Mus par l’avidité, les professionnels des régimes attribuent abusivement des qualités amincissantes à des aliments qui n’en possèdent guère. Les herboristes pratiquent allègrement ce sport. Ainsi, ils n’hésitent pas, par exemple, à vanter le thé vert pour ses bienfaits amincissants. Or, si la charmante coutume anglaise est pourvue d’étonnantes propriétés médicinales, particulièrement celle de renfermer des substances antioxydantes, il n’est pas prouvé qu’elle aide à maigrir. Mais les faiseurs de potions magiques, habiles à concocter infusions aux herbes bizarres, coupe-faim qui auraient raison de vos graisses et autres salades, mettent leur conscience en veilleuse. Ah, le doux bruit du tiroir-caisse !
Soumis au diktat de la minceur imposé par une époque hygiéniste qui ne tolère aucun excès pondéral, les gens sont prêts à tout pour perdre quelques grammes. Même à donner leur âme au diable. Et de diables, l’enfer des régimes en regorge. Mme Hassina, la quarantaine avenante, est tombée, il y a huit ans, entre les pattes de l’un d’entre eux. En guise de coupe-faim, il lui faisait avaler des pilules à base de plantes douteuses. Elle eut une alerte cardiaque, échappa de justesse à la mort. Rétablie, elle voulait intenter un procès au prétendu diététicien. Il avait mis les voiles.

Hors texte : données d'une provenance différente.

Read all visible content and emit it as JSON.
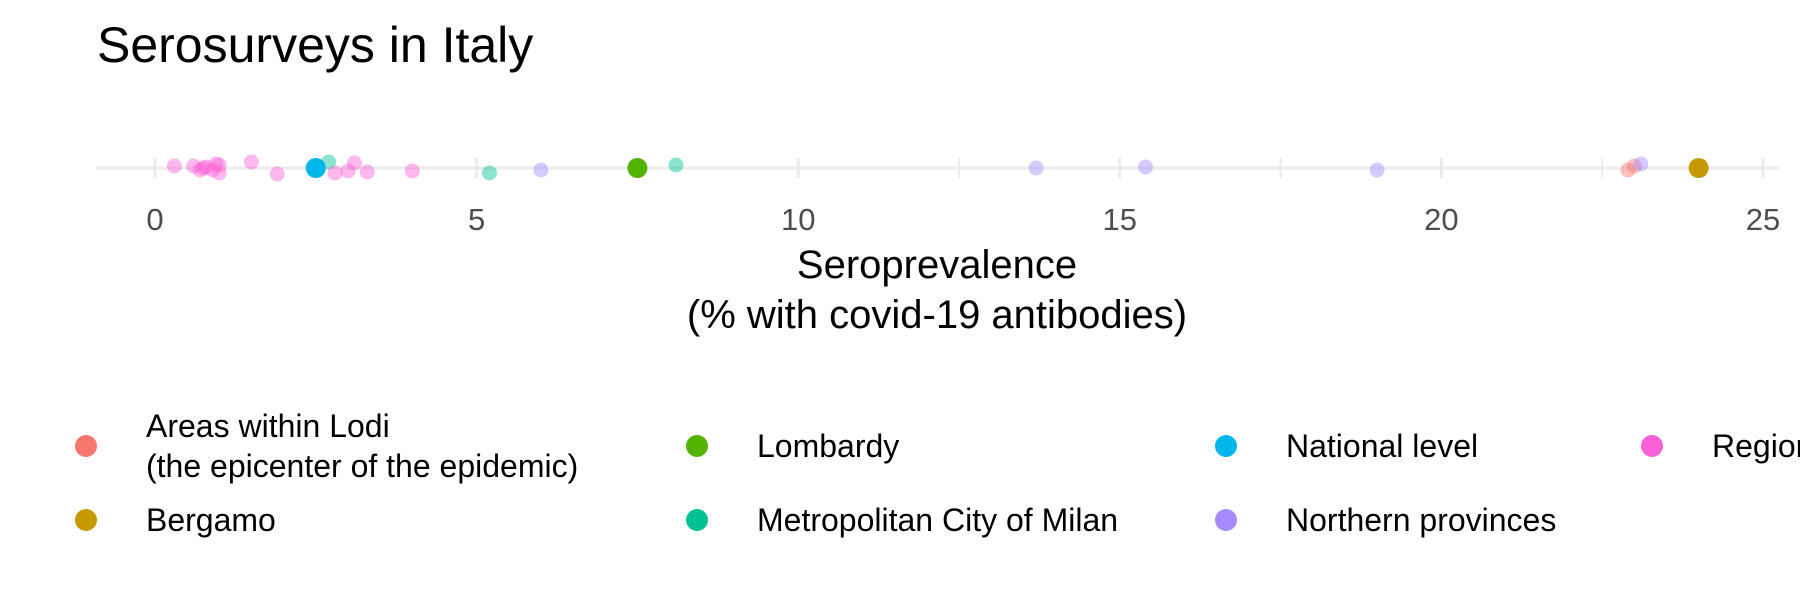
{
  "chart_data": {
    "type": "scatter",
    "title": "Serosurveys in Italy",
    "xlabel_lines": [
      "Seroprevalence",
      "(% with covid-19 antibodies)"
    ],
    "ylabel": "",
    "xlim": [
      0,
      25
    ],
    "x_ticks": [
      0,
      5,
      10,
      15,
      20,
      25
    ],
    "grid": true,
    "legend_position": "bottom",
    "series": [
      {
        "name": "Areas within Lodi\n(the epicenter of the epidemic)",
        "color": "#F8766D",
        "x": [
          23.0,
          22.9
        ]
      },
      {
        "name": "Bergamo",
        "color": "#C49A00",
        "x": [
          24.0
        ]
      },
      {
        "name": "Lombardy",
        "color": "#53B400",
        "x": [
          7.5
        ]
      },
      {
        "name": "Metropolitan City of Milan",
        "color": "#00C094",
        "x": [
          5.2,
          8.1,
          2.7
        ]
      },
      {
        "name": "National level",
        "color": "#00B6EB",
        "x": [
          2.5
        ]
      },
      {
        "name": "Northern provinces",
        "color": "#A58AFF",
        "x": [
          6.0,
          13.7,
          15.4,
          19.0,
          23.1
        ]
      },
      {
        "name": "Regions",
        "color": "#FB61D7",
        "x": [
          0.3,
          0.6,
          0.7,
          0.75,
          0.8,
          0.9,
          0.95,
          1.0,
          1.0,
          1.5,
          1.9,
          2.8,
          3.0,
          3.1,
          3.3,
          4.0
        ]
      }
    ]
  }
}
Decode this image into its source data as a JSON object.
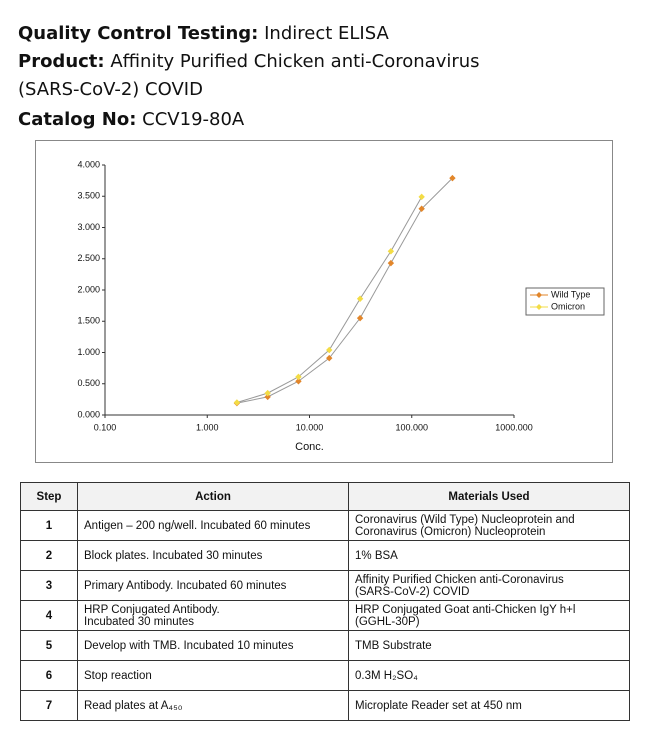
{
  "header": {
    "qc_label": "Quality Control Testing:",
    "qc_value": "Indirect ELISA",
    "product_label": "Product:",
    "product_value": "Affinity Purified Chicken anti-Coronavirus\n(SARS-CoV-2) COVID",
    "catalog_label": "Catalog No:",
    "catalog_value": "CCV19-80A"
  },
  "chart_data": {
    "type": "line",
    "xlabel": "Conc.",
    "xscale": "log",
    "xlim": [
      0.1,
      1000
    ],
    "xticks": [
      {
        "value": 0.1,
        "label": "0.100"
      },
      {
        "value": 1,
        "label": "1.000"
      },
      {
        "value": 10,
        "label": "10.000"
      },
      {
        "value": 100,
        "label": "100.000"
      },
      {
        "value": 1000,
        "label": "1000.000"
      }
    ],
    "ylim": [
      0,
      4
    ],
    "yticks": [
      {
        "value": 0,
        "label": "0.000"
      },
      {
        "value": 0.5,
        "label": "0.500"
      },
      {
        "value": 1,
        "label": "1.000"
      },
      {
        "value": 1.5,
        "label": "1.500"
      },
      {
        "value": 2,
        "label": "2.000"
      },
      {
        "value": 2.5,
        "label": "2.500"
      },
      {
        "value": 3,
        "label": "3.000"
      },
      {
        "value": 3.5,
        "label": "3.500"
      },
      {
        "value": 4,
        "label": "4.000"
      }
    ],
    "legend": "right",
    "series": [
      {
        "name": "Wild Type",
        "color": "#e2862a",
        "x": [
          1.95,
          3.9,
          7.8,
          15.6,
          31.25,
          62.5,
          125,
          250
        ],
        "values": [
          0.19,
          0.29,
          0.54,
          0.91,
          1.55,
          2.43,
          3.3,
          3.79
        ]
      },
      {
        "name": "Omicron",
        "color": "#f3dc45",
        "x": [
          1.95,
          3.9,
          7.8,
          15.6,
          31.25,
          62.5,
          125
        ],
        "values": [
          0.2,
          0.35,
          0.61,
          1.04,
          1.86,
          2.62,
          3.49
        ]
      }
    ]
  },
  "table": {
    "columns": [
      "Step",
      "Action",
      "Materials Used"
    ],
    "rows": [
      [
        "1",
        "Antigen – 200 ng/well. Incubated 60 minutes",
        "Coronavirus (Wild Type) Nucleoprotein and\nCoronavirus (Omicron) Nucleoprotein"
      ],
      [
        "2",
        "Block plates. Incubated 30 minutes",
        "1% BSA"
      ],
      [
        "3",
        "Primary Antibody. Incubated 60 minutes",
        "Affinity Purified Chicken anti-Coronavirus\n(SARS-CoV-2) COVID"
      ],
      [
        "4",
        "HRP Conjugated Antibody.\nIncubated 30 minutes",
        "HRP Conjugated Goat anti-Chicken IgY h+l\n(GGHL-30P)"
      ],
      [
        "5",
        "Develop with TMB. Incubated 10 minutes",
        "TMB Substrate"
      ],
      [
        "6",
        "Stop reaction",
        "0.3M H₂SO₄"
      ],
      [
        "7",
        "Read plates at A₄₅₀",
        "Microplate Reader set at 450 nm"
      ]
    ]
  }
}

Des anorexigènes aux effets pernicieux
Partout en Europe, des règles strictes sont fixées à l’usage des coupe-faim depuis l’apparition d’une grave maladie appelée hypertension pulmonaire primitive (HPP).
Au Maroc, on continue à s’en gaver sous forme d’anorexigènes, tels le Fenproporex, l’Isoméride ou le Pondéral. Parfois sur les conseils d’un nutritionniste peu scrupuleux, souvent après consultation d’un pharmacien pressé de liquider son stock. Une personne hantée par son poids est considérée comme une vache à lait susceptible de faire le beurre des nutritionnistes , carabins, apothicaires et faiseurs de potion magique. Abusant de son désarroi, on lui fait miroiter des mirages : des anorexigènes à foison dont on connaît les effets pernicieux; des crèmes dites amincissantes mais qui possèdent une seule vertu, celle d’hydrater la peau; une gamme de régimes (protéiné, dissocié,…) propres uniquement à alléger le portefeuille ; des aliments auxquels on prête des vertus curatives, tels ces «alicaments» qui ont récemment fait surface…
Sur cette question, les magazines féminins ne sont pas exempts de reproches. Ne poussent-ils pas à la roue en imposant la valeur minceur, en exhibant des mannequins étiques et en plaidant en faveur de tous ces régimes qui promettent mais ne marchent pas à long terme. En décembre, il importe de perdre les kilos emmagasinés pendant Ramadan. Trois mois plus tard, les kilos perdus sont repris et même majorés sous l’effet de l’Aïd El Kébir. Rebelote, d’autant que l’été pointe à l’horizon et que madame aimerait tant essayer le bikini acheté à Paris pendant les soldes hivernales. L’été passe, les kilos en trop font de la résistance. Ramadan approche; il est grand temps de fondre… Cercle vicieux. Les kilos ne fondent pas mais madame passe sans cesse à la caisse. Quand elle rate son régime, elle s’en prend à elle-même, bascule dans la boulimie, puis se jette sur un nouveau régime pour éliminer le surpoids provoqué par celle-ci. Mincir n’est pas une mince affaire.